Unintentional denial-of-service attacks from AI scrapers are definitely a problem, I just don't know if "theft" is the right way to classify them. They shouldn't get lumped in with intellectual property concerns, which are a different matter. AI scrapers are a tragedy of the commons problem kind of like Kessler syndrome: a few bad actors can ruin low Earth orbit for everyone via space pollution, which is definitely a problem, but saying that they "stole" LEO from humanity doesn't feel like the right terminology. Maybe the problem with AI scrapers could be better described as "bandwidth pollution" or "network overfishing" or something.

  • Theft isn't far off, it seems closer to me than using the word for IP violations.
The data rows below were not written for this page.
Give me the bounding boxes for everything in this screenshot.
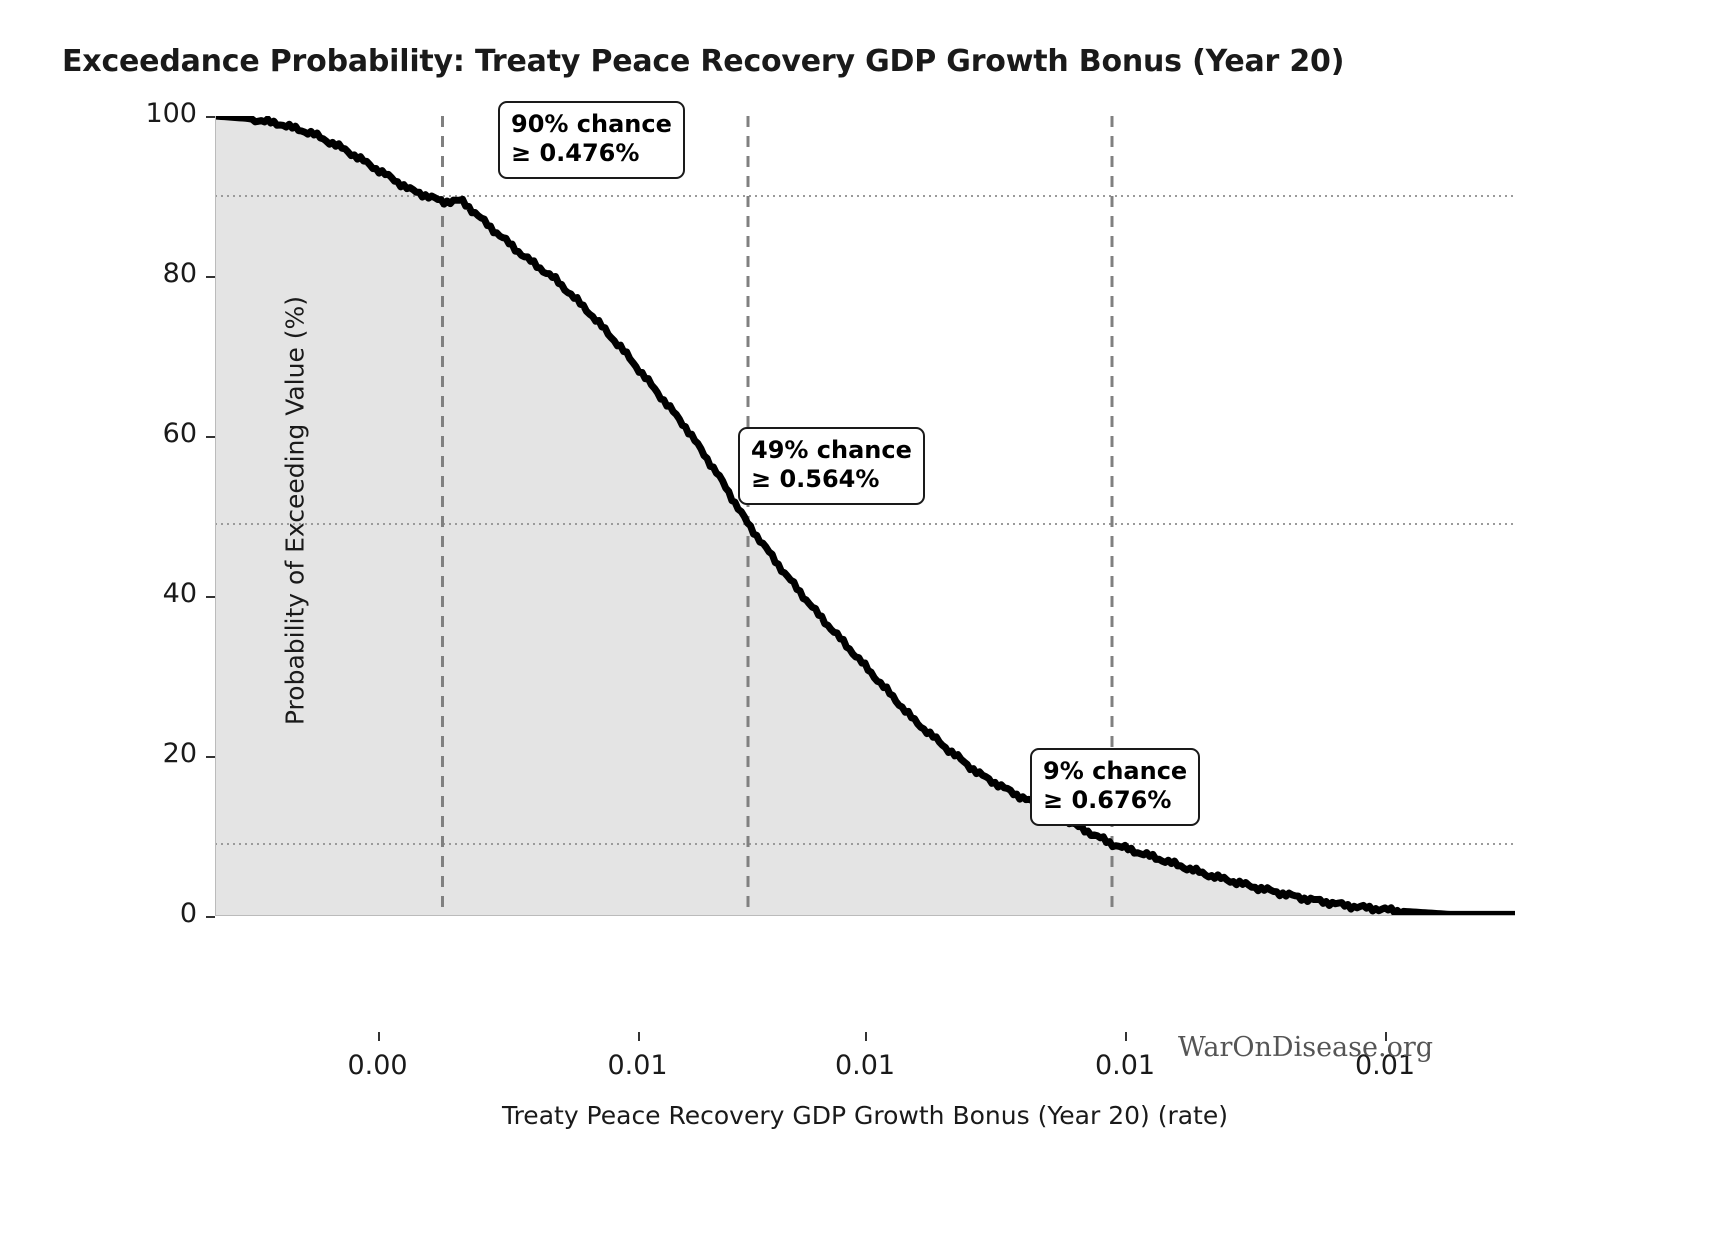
x-axis-label: Treaty Peace Recovery GDP Growth Bonus (… (215, 1101, 1515, 1130)
y-tick-mark (206, 596, 215, 598)
y-tick-label: 20 (163, 738, 197, 769)
annotation-chance-line: 49% chance (751, 436, 912, 465)
y-axis-label: Probability of Exceeding Value (%) (281, 251, 310, 771)
annotation-value-line: ≥ 0.676% (1043, 786, 1187, 815)
x-tick-label: 0.00 (347, 1050, 407, 1081)
annotation-p49: 49% chance≥ 0.564% (738, 427, 925, 505)
y-tick-mark (206, 436, 215, 438)
y-tick-mark (206, 916, 215, 918)
exceedance-area-fill (215, 116, 1450, 916)
annotation-p9: 9% chance≥ 0.676% (1030, 748, 1200, 826)
annotation-chance-line: 90% chance (511, 110, 672, 139)
x-tick-mark (865, 1032, 867, 1041)
x-tick-label: 0.01 (607, 1050, 667, 1081)
x-tick-label: 0.01 (1095, 1050, 1155, 1081)
y-tick-label: 40 (163, 578, 197, 609)
watermark: WarOnDisease.org (1178, 1032, 1433, 1063)
y-tick-mark (206, 276, 215, 278)
annotation-value-line: ≥ 0.476% (511, 139, 672, 168)
exceedance-curve-svg (215, 116, 1515, 916)
chart-page: Exceedance Probability: Treaty Peace Rec… (0, 0, 1730, 1234)
annotation-value-line: ≥ 0.564% (751, 465, 912, 494)
page-title: Exceedance Probability: Treaty Peace Rec… (62, 44, 1344, 79)
y-tick-label: 60 (163, 418, 197, 449)
y-tick-mark (206, 116, 215, 118)
annotation-p90: 90% chance≥ 0.476% (498, 101, 685, 179)
annotation-chance-line: 9% chance (1043, 757, 1187, 786)
x-tick-mark (638, 1032, 640, 1041)
x-tick-mark (378, 1032, 380, 1041)
y-tick-mark (206, 756, 215, 758)
y-tick-label: 0 (180, 898, 197, 929)
x-tick-mark (1125, 1032, 1127, 1041)
y-tick-label: 80 (163, 258, 197, 289)
plot-area: Probability of Exceeding Value (%) Treat… (215, 116, 1515, 916)
x-tick-label: 0.01 (835, 1050, 895, 1081)
y-tick-label: 100 (145, 98, 197, 129)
    When a crawler aggressively crawls your site, they're permanently depriving you the use of those resources for their intended purpose. Arguably, it looks a lot like conversion.

  • If I took a photo off your photography blog and used it on my corporate website without your say or input, I don't think it would be unfair to call that stealing.

    Doing that on a mass scale with an obfuscation step in between suddenly makes it ok? I'm not convinced.

  • you're totally right about not being theft, but we have a term. you used it yourself, "distributed denial of service". that's all it is. these crawlers should be kicked off the internet for abuse. people should contact the isp of origin.

    • Firstly, since this argument is about semantic pedantry anyways, it's just denial-of-service, not distributed denial-of-service. AI scraper requests come from centralized servers, not a botnet.

      Secondly, denial-of-service implies intentionality and malice that I don't think is present from AI scrapers. They cause huge problems, but only as a negligent byproduct of other goals. I think that the tragedy of the commons framing is more accurate.

      EDIT: my first point was arguably incorrect because some scrapers do use decentralized infrastructure and my second point was clearly incorrect because "denial-of-service" describes the effect, not the intention. I retract both points and apologize.

      6 replies →

Been there recently. Rate limit on nginx and anti-syn flood on pf solved it.

  • I'm being hit with 300 req/s 24/7 from hundreds of thousands of unique IP's from residential proxies. I can't rate limit any further without hurting the real users.